Dietro il mito del clandestino

Clandestini (o regolari) non si nasce, si diventa. Basta perdere il lavoro; o viceversa, vincere alla lotteria dei flussi...

Antonio Rapanà

Dopo una campagna elettorale giocata in maniera violenta sulla carta della paura contro gli immigrati, il governo Berlusconi non ha perso tempo nel mantenere fede ai suoi impegni ed ha messo in campo il "pacchetto sicurezza", il suo programma per l’immigrazione: una serie di durissimi provvedimenti, alcuni inseriti in un decreto legge e, quindi, entrati immediatamente in vigore, così da rendere subito legale la caccia allo straniero, altri formulati nel disegno di legge sulla sicurezza o in decreti legislativi che richiederanno l’esame e l’approvazione del Parlamento; tutti fondati sulla concezione del clandestino come individuo con una naturale propensione a delinquere e sull’equazione "meno diritti, più sicurezza".

Le prime immagini di questa pagina sono state riprese durante la manifestazione contro il razzismo svoltasi a Trento sabato 7 giugno. (Foto Marco Parisi).

Nel decreto legge troviamo l’aumento di un terzo delle pene per i reati commessi da un clandestino, l’espulsione dello straniero non comunitario e l’allontanamento del cittadino comunitario in caso di condanna superiore a 2 anni (ora l’espulsione scatta se la condanna supera i dieci anni), la reclusione da 1 a 4 anni in caso di violazione del provvedimento di espulsione o di allontanamento, la confisca della casa e la condanna fino a 3 anni e alla multa di 50.000 euro per il proprietario che affitti ad un clandestino.

Tra le misure repressive sottoposte all’approvazione del Parlamento appaiono di particolare durezza l’introduzione del reato di immigrazione clandestina, punito con la reclusione da 6 mesi a 4 anni, e l’allungamento da 60 giorni a 18 mesi dei tempi di detenzione nei centri di permanenza temporanea, ora denominati centri di identificazione ed espulsione.
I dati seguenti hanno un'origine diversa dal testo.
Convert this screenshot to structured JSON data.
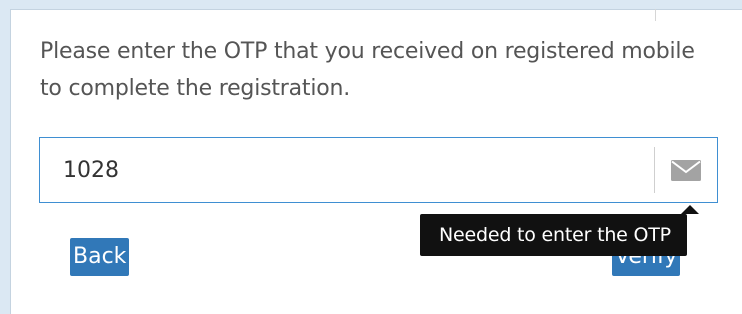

Non è questa la sede per una analisi approfondita dei provvedimenti del "pacchetto sicurezza", ma alcune delle misure repressive inducono ad affermare che nel nostro Paese si sta sviluppando la pericolosa tendenza, già in atto da qualche anno, a definire un "diritto penale speciale e diseguale dello straniero", forma inquietante di un vero e proprio razzismo istituzionale. Con più asprezza si continua, insomma, ad affrontare la questione dell’immigrazione partendo dalla coda dei processi, cioè dal controllo repressivo e dalle espulsioni, quando invece servirebbero politiche in grado di governare tutte le fasi del percorso migratorio, a cominciare da una realistica regolamentazione degli ingressi.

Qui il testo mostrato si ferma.